The odometry and keyframe generation phase represents the first stage of the system and was aimed at estimating the robot’s motion in real time through the sequential processing of LiDAR point clouds. Odometry provides an incremental estimate of the robot’s pose by computing local transformations between consecutive scans (using KISS-ICP), allowing the vehicle’s trajectory to be tracked. At the same time, the system selects significant frames (keyframes) based on spatial displacement criteria, reducing data redundancy and optimizing the subsequent processing stages. These keyframes represent key positions along the trajectory and are used as references for map construction and place recognition.
The place recognition phase aimed to identify the revisiting of previously explored areas, a necessary condition for detecting loop closures and correcting the drift accumulated by odometry. For this component, the Scan Context library was adopted. The method converts each LiDAR point cloud into a two-dimensional descriptor that compactly represents the geometric structure of the surrounding environment, allowing for rapid comparison of different scenes through similarity measures.
In particular, the descriptor is organized in a polar grid (radial and angular), and the search for similar candidates is performed in two stages: a preliminary fast comparison phase using ring keys, which are average radial vectors stored in a KD-tree, followed by a more detailed Scan Context matching phase based on the similarity measure between the columns of the descriptive matrices using cosine distance. If the distance between two descriptors falls below a predefined threshold, it is assumed that the two scans originate from the same place, thereby validating a possible loop closure.

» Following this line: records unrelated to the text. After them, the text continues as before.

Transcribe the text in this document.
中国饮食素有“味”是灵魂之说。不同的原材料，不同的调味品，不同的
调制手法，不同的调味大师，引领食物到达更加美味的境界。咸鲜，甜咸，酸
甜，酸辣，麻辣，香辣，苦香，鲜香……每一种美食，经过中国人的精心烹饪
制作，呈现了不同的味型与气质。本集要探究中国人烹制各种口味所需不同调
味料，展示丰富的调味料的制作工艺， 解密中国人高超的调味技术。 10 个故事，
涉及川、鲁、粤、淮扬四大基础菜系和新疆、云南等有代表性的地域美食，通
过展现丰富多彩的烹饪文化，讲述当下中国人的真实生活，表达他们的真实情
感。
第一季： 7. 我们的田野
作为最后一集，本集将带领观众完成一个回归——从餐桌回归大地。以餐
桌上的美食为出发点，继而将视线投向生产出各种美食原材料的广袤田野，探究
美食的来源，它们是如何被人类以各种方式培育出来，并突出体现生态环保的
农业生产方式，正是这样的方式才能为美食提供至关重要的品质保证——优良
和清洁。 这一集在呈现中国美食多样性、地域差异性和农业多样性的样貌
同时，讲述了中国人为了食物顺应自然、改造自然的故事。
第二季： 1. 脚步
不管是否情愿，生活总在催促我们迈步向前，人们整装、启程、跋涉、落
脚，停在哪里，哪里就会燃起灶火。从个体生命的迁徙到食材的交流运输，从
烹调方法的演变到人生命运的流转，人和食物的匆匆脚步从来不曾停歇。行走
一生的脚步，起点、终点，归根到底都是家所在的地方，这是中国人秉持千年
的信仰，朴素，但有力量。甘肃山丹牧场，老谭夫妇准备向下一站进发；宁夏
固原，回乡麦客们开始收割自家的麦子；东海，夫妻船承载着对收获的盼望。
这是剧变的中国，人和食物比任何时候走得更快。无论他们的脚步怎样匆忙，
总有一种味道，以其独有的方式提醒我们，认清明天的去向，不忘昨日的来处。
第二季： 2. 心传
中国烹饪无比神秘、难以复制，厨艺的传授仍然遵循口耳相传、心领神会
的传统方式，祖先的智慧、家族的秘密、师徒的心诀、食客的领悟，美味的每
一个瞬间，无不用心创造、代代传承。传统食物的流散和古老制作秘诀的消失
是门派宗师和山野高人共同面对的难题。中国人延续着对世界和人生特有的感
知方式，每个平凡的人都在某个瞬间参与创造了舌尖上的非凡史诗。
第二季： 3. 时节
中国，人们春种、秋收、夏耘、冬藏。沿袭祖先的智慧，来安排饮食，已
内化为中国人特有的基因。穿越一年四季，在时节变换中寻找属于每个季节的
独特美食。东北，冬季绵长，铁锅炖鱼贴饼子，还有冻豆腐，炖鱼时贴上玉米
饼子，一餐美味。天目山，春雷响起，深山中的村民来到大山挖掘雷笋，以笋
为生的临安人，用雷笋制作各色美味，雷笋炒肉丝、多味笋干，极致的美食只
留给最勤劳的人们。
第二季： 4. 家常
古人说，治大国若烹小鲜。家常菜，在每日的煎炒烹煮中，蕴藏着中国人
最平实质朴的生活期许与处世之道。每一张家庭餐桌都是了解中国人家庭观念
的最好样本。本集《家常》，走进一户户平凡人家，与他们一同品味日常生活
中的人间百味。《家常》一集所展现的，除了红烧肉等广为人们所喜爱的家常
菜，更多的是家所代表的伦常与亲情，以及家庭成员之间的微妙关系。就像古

Eventually, the point cloud registration phase aimed to verify and geometrically align the keyframes associated with places recognized as potential matches. This process consists of finding the rigid transformation (rotation and translation) that best overlaps two point clouds acquired at different times, thereby confirming the validity of the loop closure and improving the global consistency of the map.
From a technical implementation perspective, the internship involved the development of a ROS 2 node, named ira_slam, which integrates the various components of the system. The node was designed to modularly handle sensor data acquisition (odometry and point clouds), keyframe selection, and descriptor extraction for place recognition. In particular, an odometry callback computes the robot’s displacement with respect to its previous position and, once a predefined threshold is exceeded, triggers the storage of a new keyframe. The point cloud callback, in turn, processes the LiDAR data, associating them with the valid keyframes and inserting them into the processing pipeline.
This work made it possible to gain a solid understanding of modern techniques for 3D localization and mapping, delving into LiDAR odometry methods, place recognition based on geometric descriptors, and point cloud registration.